Chika menghela napas kasar dan kembali bersuara, “lo mau tau apa tujuan gue nyeret lo ke sini? Gue cuma butuh penjelasan kok, Za. Kenapa sih lo setega itu sama Leta? Leta salah apa sampai lo—“
“Leta nggak salah apa-apa, kok. Gue-nya aja yang b**o ngira kalau gue udah bisa lupain Trisha, padahal belum sama sekali.”
Chika terkejut mendengar kata-kata pemuda di hadapannya. “Za—“
“Gue tau gue berengsek banget, Chik. Gue mulai sebuah hubungan tanpa terlebih dulu nuntasin perasaan gue ke orang lain. Gue juga ngiranya gue udah move on, Chik. Tapi, pas gue sama Trisha deket lagi dan kali ini respons dia lebih baik daripada dulu, gue mulai yakin kalau apa yang gue rasain ke Trisha itu benar dan gue mulai ragu sama perasaan gue ke Leta.”
“Tapi lo sama Leta udah jadian selama hampir tiga tahun dan lo baru sadar sekarang? Za, bahkan dulu lo yang nembak Leta duluan!
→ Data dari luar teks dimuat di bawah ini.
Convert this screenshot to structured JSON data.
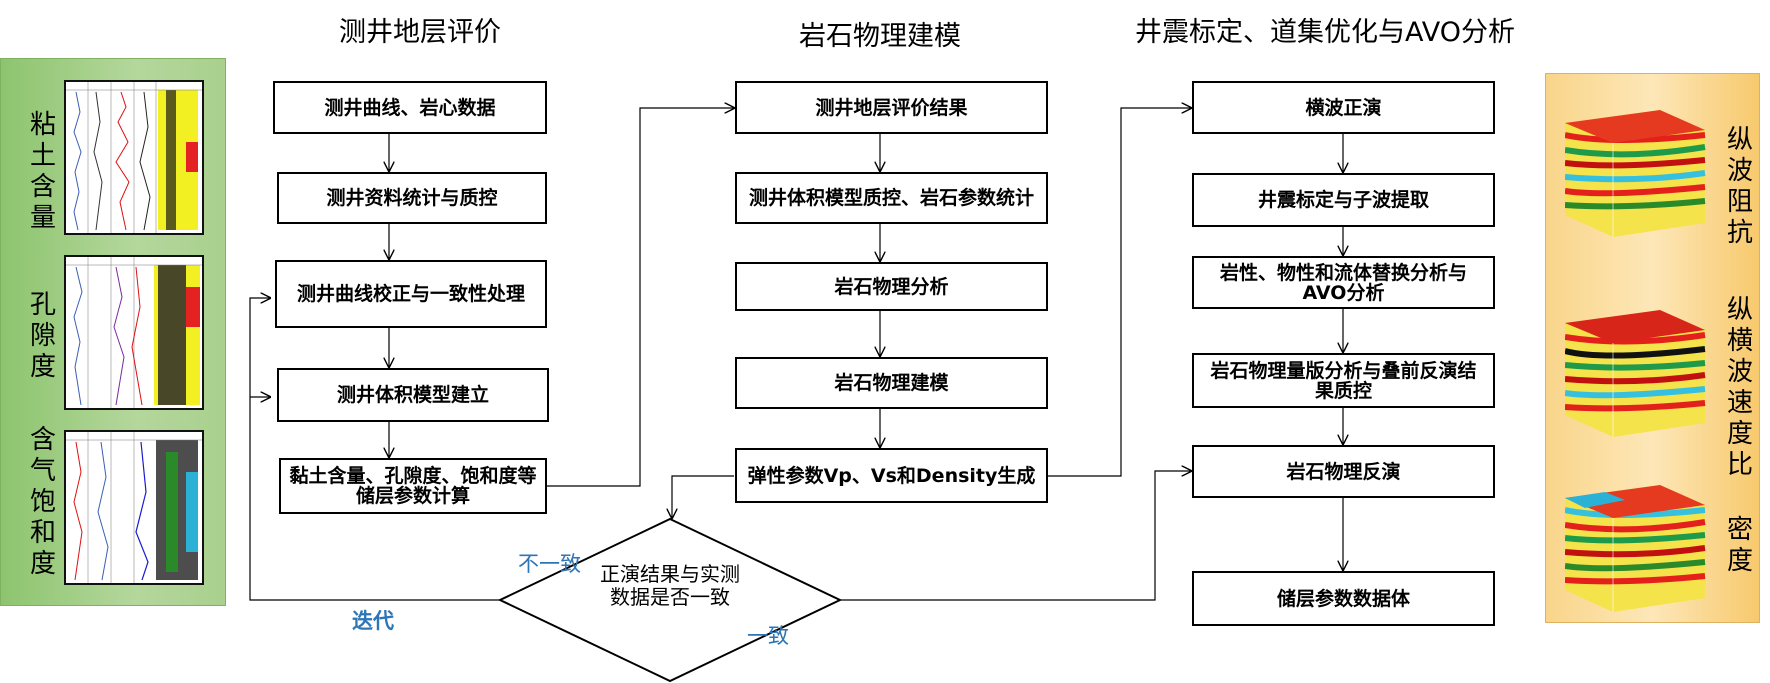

Masa iya lo nggak ada rasa ke dia?”
“Gue pernah ada rasa sama dia, Chik!” Kali ini suara Teza meninggi. Pemuda itu diam sejenak guna menetralkan napasnya yang sempat menggebu selama beberapa detik. “Gue pikir gue ada rasa sama dia, sampai akhirnya Trisha datang lagi ke dalam kehidupan dan bikin gue ragu sama perasaan gue sendiri.”
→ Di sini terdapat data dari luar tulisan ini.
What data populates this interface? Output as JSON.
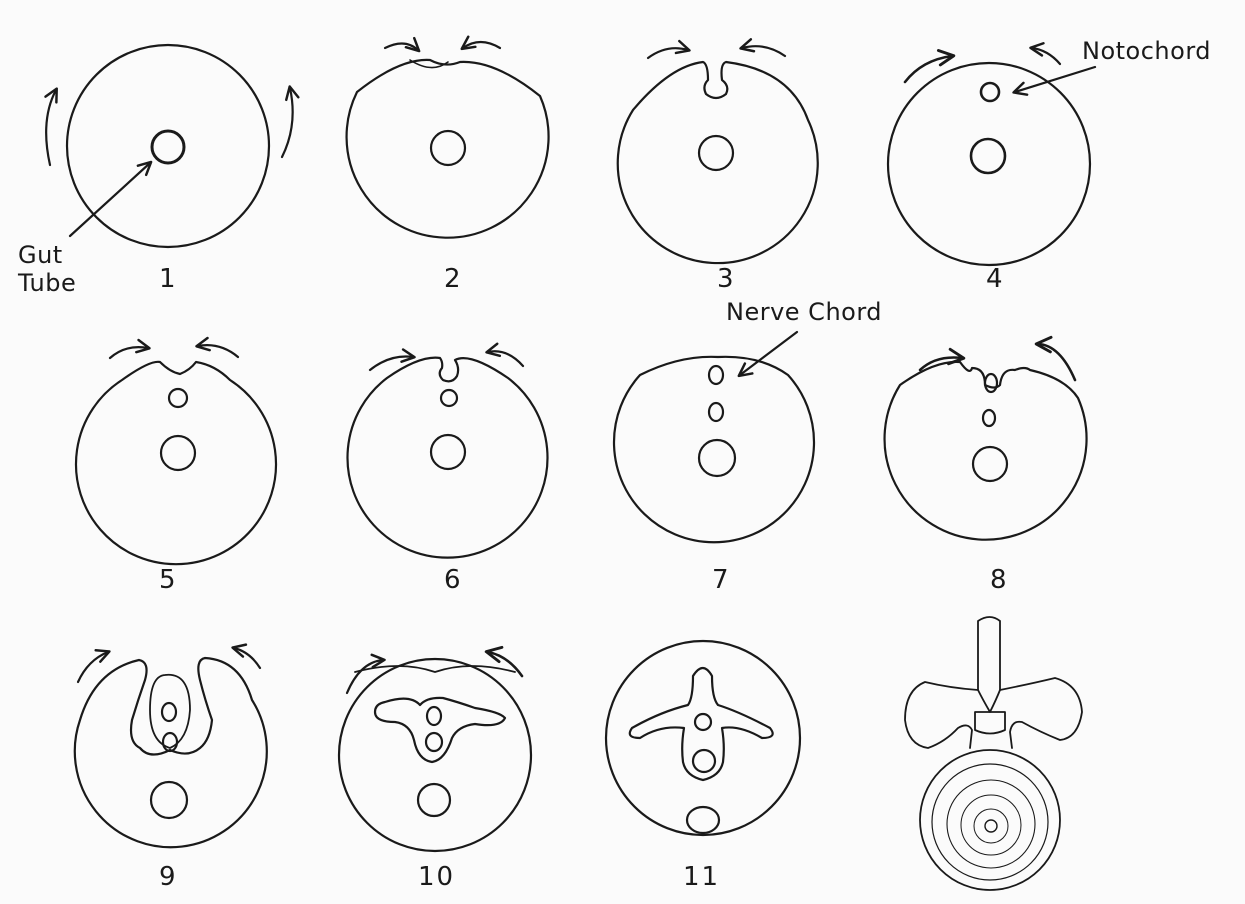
{
  "stage_labels": [
    "1",
    "2",
    "3",
    "4",
    "5",
    "6",
    "7",
    "8",
    "9",
    "10",
    "11"
  ],
  "annotations": {
    "gut_tube_line1": "Gut",
    "gut_tube_line2": "Tube",
    "notochord": "Notochord",
    "nerve_chord": "Nerve Chord"
  },
  "colors": {
    "ink": "#1a1a1a",
    "paper": "#fbfbfb"
  }
}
Chika semakin menatap Teza tak mengerti. Sungguh, dia sampai tidak tahu harus merespons bagaimana lagi. Kalimat demi kalimat yang terlontar dari mulut sang sahabat seketika membuatnya linglung.
“Maaf, Chik, gue—“
“Jangan minta maaf ke gue, Za. Gimanapun juga yang lo sakitin itu Leta, bukan gue. Tapi asal lo tau, Za, gue kecewa banget sama lo. Setidaknya kalo lo emang udah gada rasa ke Leta, putusin dia baik-baik, bukan lo selingkuhin—“
“Terus, gimana sama lo? Lo juga gitu kan ke Juno?”
“Hah?”
Teza tertawa sinis, raut penyesalan yang ditunjukkan olehnya beberapa saat lalu berubah menjadi sinis. “Lo sendiri juga nggak jujur dari awal kan ke Juno kalo lo udah nikah sama orang lain. Lo mau beralasan apa? Kalo lo nggak tega ngomong semuanya ke Juno? Karena lo masih sayang sama dia? Ujung-ujungnya lo juga sama aja kayak gue, Chik. Lo juga nyakitin Juno semakin dalam karena nggak jujur dari awal.”
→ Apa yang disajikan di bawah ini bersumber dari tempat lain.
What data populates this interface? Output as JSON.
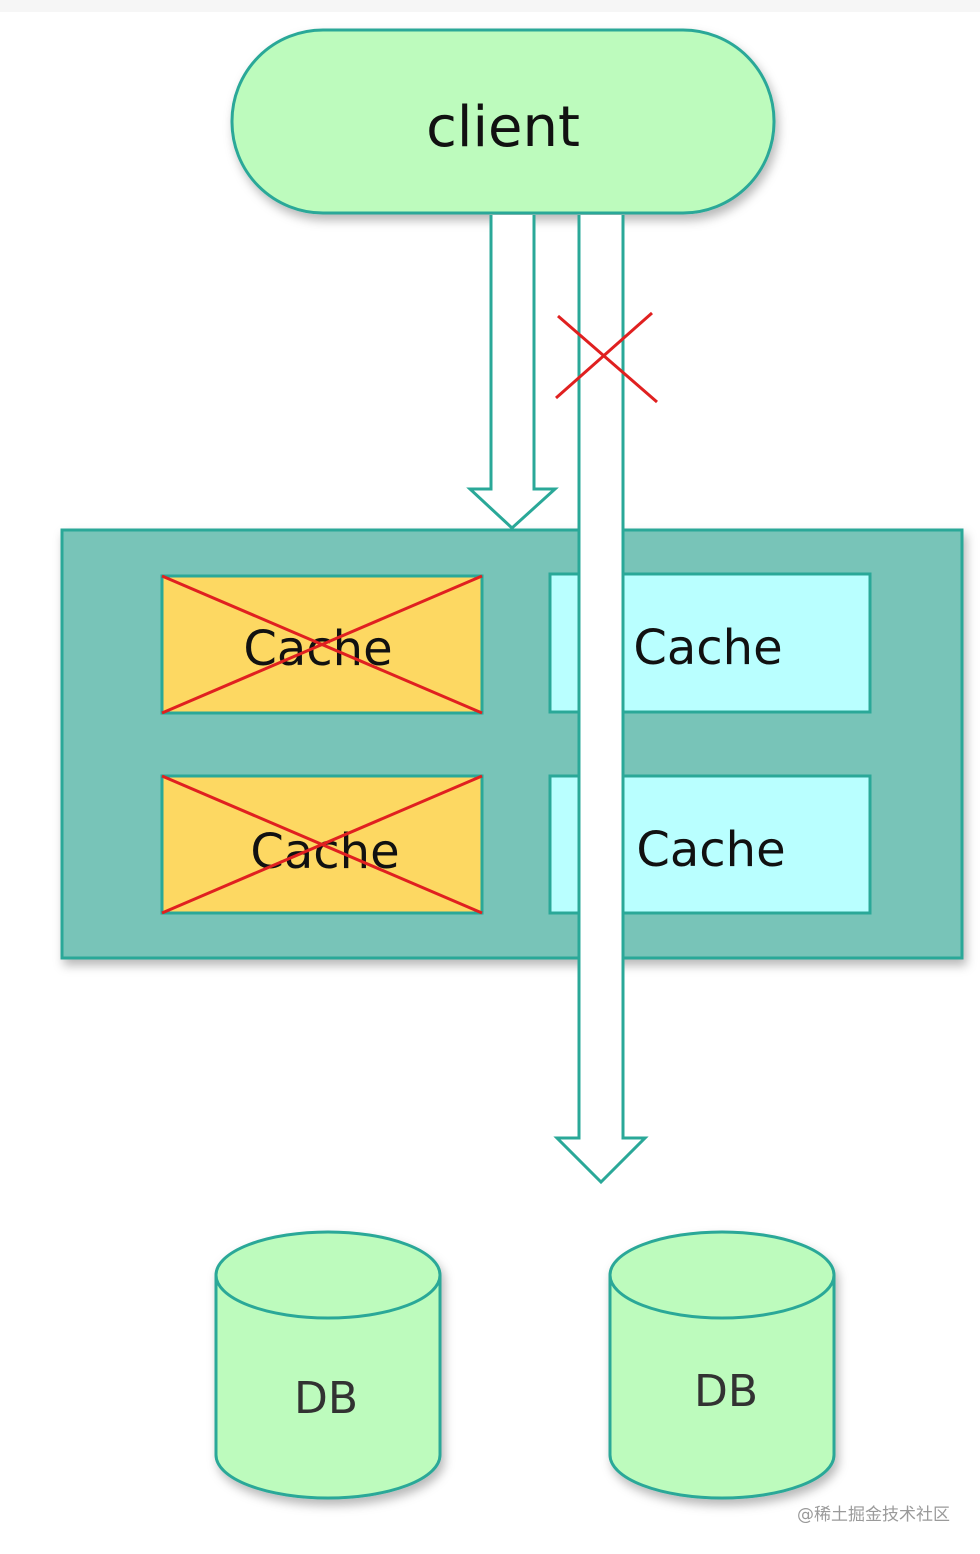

Chika membuka mulutnya guna menimpali, tapi dia katupkan kembali. Bongkahan amarah sudah bergemuruh di dadanya, tapi alih-alih ingin menumpahkan sumpah serapah, caci maki, atau apa pun untuk menepis anggapan Teza, Chika hanya bisa diam. Sejatinya dia menahan diri agar tidak menangis karena hantaman rasa sakit yang turut datang saat Teza mengatainya seperti itu.
“Situasi lo sama gue beda, Za.” Akhirnya Chika meloloskan kata-kata dengan mulutnya yang sedikit terkatup, menahan tangis. “Gue nggak ada pilihan selain nerima perjodohan itu dan terpaksa bohongin Juno, sedangkan lo? Lo punya pilihan untuk jujur dari awal, tapi lo nggak lakuin itu. Gue tahu, mungkin lo ngerasa gue seburuk itu, tapi buat gue ini soal situasi kondisi dan pilihan.”
Giliran Teza yang diam dan hanya membuang pandangan.
“Lo tau, Za? Gue kenal lo dari SMP dan gue nggak pernah sekecewa ini sama lo. Kita bukan sekali-dua kali berantem, tapi kali ini gue rasa ini adalah puncaknya.” Chika menarik napas dan mengembuskannya perlahan. “Gue tau, mungkin dengan gue konfrontasi lo kayak gini bikin lo muak sama gue, jadi gue minta maaf karena udah ikut campur ke dalam masalah hubungan kalian.”
Usai berkata begitu, Chika pun berbalik pergi meninggalkan Teza tanpa sepatah kata pun. Hari itu, tanpa perlu banyak diperjelas lagi, persahabatan Chika dan Teza berakhir.